MTA-RL: Robust Urban Driving via Multi-modal Transformer-based 3D Affordances and Reinforcement Learning
This work addresses the need for interpretable and robust urban autonomous driving by combining structured affordances with RL, outperforming prior methods in sample efficiency and generalization.
MTA-RL proposes a multi-modal transformer-based framework that fuses RGB and LiDAR to predict 3D affordances for reinforcement learning, achieving up to 9.0% higher route completion, 11.0% longer total distance, and 83.7% better distance per violation in zero-shot urban driving scenarios.

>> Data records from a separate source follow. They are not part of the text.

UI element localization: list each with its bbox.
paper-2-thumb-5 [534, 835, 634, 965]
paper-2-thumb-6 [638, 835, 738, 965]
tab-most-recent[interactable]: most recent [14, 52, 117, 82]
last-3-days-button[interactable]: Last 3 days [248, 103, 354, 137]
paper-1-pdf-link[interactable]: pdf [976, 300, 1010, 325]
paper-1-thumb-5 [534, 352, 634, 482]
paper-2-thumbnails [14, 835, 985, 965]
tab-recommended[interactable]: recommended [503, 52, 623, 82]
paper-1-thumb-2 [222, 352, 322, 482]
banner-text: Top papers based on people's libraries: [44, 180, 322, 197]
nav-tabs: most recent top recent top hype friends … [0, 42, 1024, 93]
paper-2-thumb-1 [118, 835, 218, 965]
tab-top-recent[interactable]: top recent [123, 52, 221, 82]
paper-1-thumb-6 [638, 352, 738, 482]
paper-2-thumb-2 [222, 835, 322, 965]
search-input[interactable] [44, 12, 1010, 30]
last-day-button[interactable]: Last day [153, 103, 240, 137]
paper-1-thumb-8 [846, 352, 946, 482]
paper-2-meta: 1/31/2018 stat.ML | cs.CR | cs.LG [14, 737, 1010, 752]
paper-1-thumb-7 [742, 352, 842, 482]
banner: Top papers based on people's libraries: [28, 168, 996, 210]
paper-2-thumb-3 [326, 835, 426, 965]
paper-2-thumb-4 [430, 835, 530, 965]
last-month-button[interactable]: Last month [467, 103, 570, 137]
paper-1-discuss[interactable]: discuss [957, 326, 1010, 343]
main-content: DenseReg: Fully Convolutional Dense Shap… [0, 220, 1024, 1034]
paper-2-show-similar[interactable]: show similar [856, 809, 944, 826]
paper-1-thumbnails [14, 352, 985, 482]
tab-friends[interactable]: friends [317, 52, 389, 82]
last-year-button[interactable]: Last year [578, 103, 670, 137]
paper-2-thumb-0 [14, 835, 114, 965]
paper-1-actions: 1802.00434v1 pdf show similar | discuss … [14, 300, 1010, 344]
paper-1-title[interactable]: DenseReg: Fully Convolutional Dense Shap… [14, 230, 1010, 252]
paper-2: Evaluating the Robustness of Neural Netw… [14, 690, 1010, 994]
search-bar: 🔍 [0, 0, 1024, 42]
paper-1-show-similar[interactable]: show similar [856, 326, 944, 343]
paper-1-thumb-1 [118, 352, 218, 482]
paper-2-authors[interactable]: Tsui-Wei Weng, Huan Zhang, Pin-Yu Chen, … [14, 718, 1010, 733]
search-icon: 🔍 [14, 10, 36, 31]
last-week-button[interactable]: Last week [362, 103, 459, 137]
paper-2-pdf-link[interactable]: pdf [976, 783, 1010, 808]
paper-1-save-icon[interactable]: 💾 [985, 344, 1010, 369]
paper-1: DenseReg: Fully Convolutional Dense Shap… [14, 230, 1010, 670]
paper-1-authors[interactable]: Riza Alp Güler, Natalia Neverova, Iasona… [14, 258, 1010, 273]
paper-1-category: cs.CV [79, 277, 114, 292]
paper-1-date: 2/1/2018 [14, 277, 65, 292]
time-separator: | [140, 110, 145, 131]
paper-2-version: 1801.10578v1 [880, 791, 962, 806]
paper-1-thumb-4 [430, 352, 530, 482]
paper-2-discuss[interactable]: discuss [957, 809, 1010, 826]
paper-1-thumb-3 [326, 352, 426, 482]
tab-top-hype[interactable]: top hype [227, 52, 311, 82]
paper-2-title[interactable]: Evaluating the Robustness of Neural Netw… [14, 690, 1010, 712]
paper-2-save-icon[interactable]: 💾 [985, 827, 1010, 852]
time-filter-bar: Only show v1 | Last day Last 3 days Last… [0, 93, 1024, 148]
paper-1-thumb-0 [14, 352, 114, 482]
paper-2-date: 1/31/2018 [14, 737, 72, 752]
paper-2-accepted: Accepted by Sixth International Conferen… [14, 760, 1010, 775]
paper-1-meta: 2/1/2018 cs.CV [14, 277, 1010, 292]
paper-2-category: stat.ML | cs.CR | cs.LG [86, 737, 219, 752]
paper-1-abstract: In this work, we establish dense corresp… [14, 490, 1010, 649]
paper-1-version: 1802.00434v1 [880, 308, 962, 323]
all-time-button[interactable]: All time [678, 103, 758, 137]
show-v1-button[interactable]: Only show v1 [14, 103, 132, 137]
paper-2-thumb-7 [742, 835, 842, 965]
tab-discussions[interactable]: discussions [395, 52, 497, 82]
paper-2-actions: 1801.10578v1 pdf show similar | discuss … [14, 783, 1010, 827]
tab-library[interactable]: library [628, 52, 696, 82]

Robust urban autonomous driving requires reliable 3D scene understanding and stable decision-making under dense interactions. However, existing end-to-end models lack interpretability, while modular pipelines suffer from error propagation across brittle interfaces. This paper proposes MTA-RL, the first framework that bridges perception and control through Multi-modal Transformer-based 3D Affordances and Reinforcement Learning (RL). Unlike previous fusion models that directly regress actions, RGB images and LiDAR point clouds are fused using a transformer architecture to predict explicit, geometry-aware affordance representations. These structured representations serve as a compact observation space, enabling the RL policy to operate purely on predicted driving semantics, which significantly improves sample efficiency and stability. Extensive evaluations in CARLA Town01-03 across varying densities (20-60 background vehicles) show that MTA-RL consistently outperforms state-of-the-art baselines. Trained solely on Town03, our method demonstrates superior zero-shot generalization in unseen towns, achieving up to a 9.0% increase in Route Completion, an 11.0% increase in Total Distance, and an 83.7% improvement in Distance Per Violation. Furthermore, ablation studies confirm that our multi-modal fusion and reward shaping are critical, significantly outperforming image-only and unshaped variants, demonstrating the effectiveness of MTA-RL for robust urban autonomous driving.